The judgment came after some 30 officers filed a lawsuit against the CoP and the PAB after they were bypassed for promotion.
While most of the officers were promoted before the judgment was given, James ordered that those who were not be compensated for loss of earnings, as they argued they could have been promoted twice and were close to retirement.
In a release issued on Wednesday by the TTPS, Harewood-Christopher congratulated the officers who she described as the “cream of the crop” and encouraged them to excel in their new ranks.
“While we congratulate you, and celebrate your success, there is an important message that must not be lost on the occasion, and that message is simply that this moment is as much about you as it is about the organisation, the Trinidad and Tobago Police Service,” she told the officers.
She reminded the officers that with the higher rank, their level of responsibility and leadership must be commensurate with the promotion.
“You cannot assume a higher rank and not understand the more onerous role you must play. You cannot ascend the ranks but assume diminished responsibility. Today, you move into very senior ranks, ranks where you must lead and do so with utmost integrity.
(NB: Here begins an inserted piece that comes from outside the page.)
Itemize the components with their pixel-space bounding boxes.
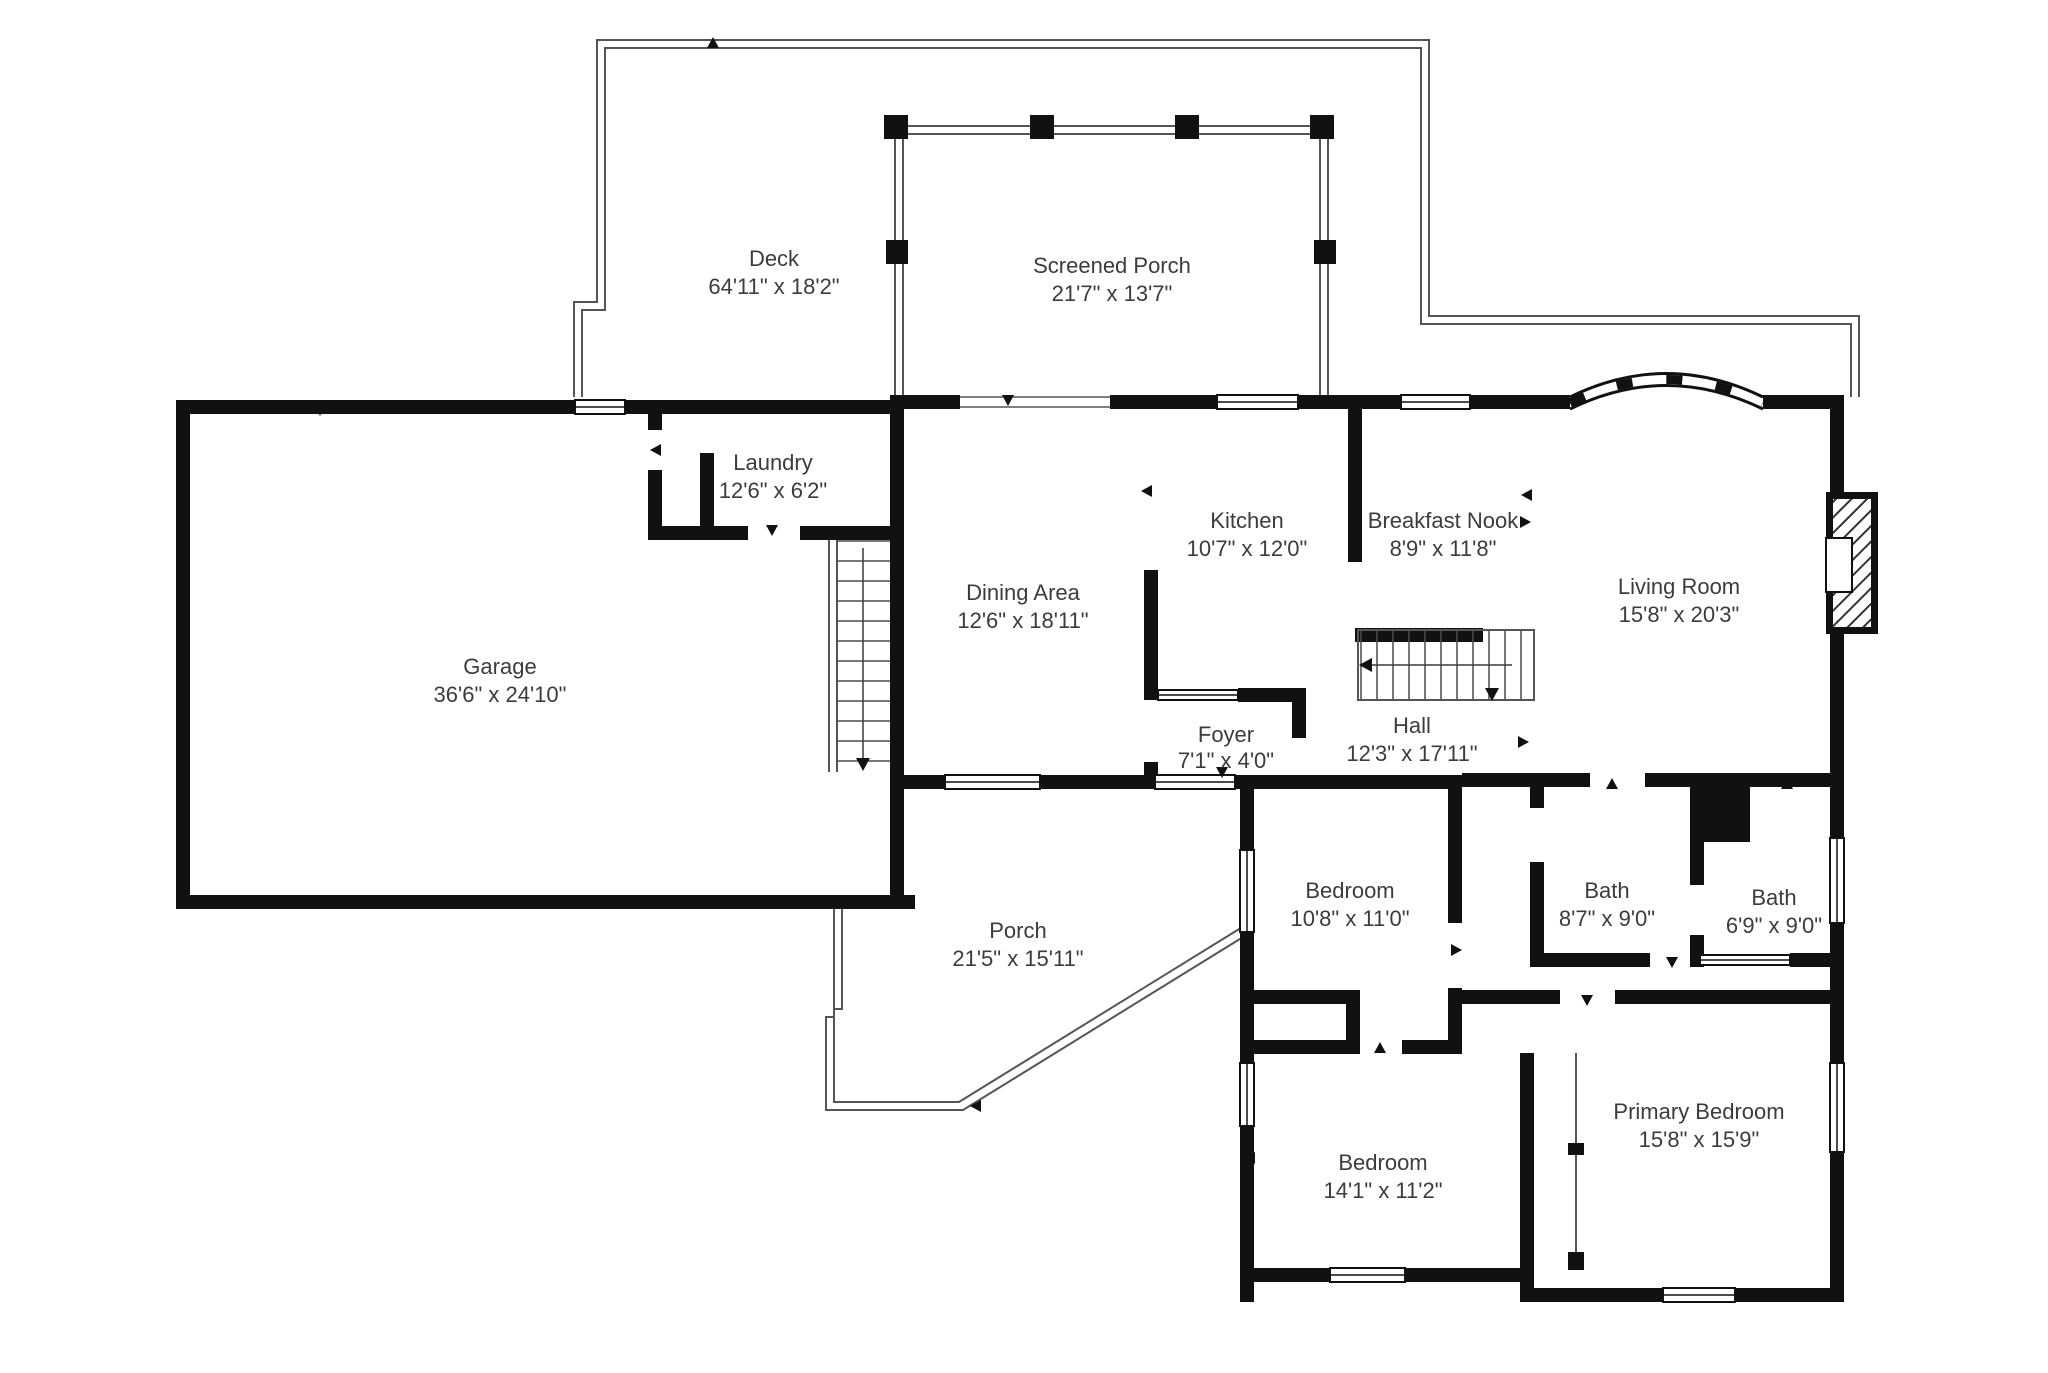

Every one of you must rapidly get to the point where you assume personal responsibility for doing what needs to be done, working as if the success of the TTPS depended on you alone.”
She told the officers their promotion comes as the country is facing an unacceptable wave of lawlessness, which presents an unprecedented challenge for the TTPS.
The top cop encouraged the officers to rid the police of rogue officers.
“We must preserve our integrity and maintain our legitimacy, ridding the TTPS of errant officers bent on bringing the organisation into disrepute,” she said, adding that the public demands better of them and they must deliver.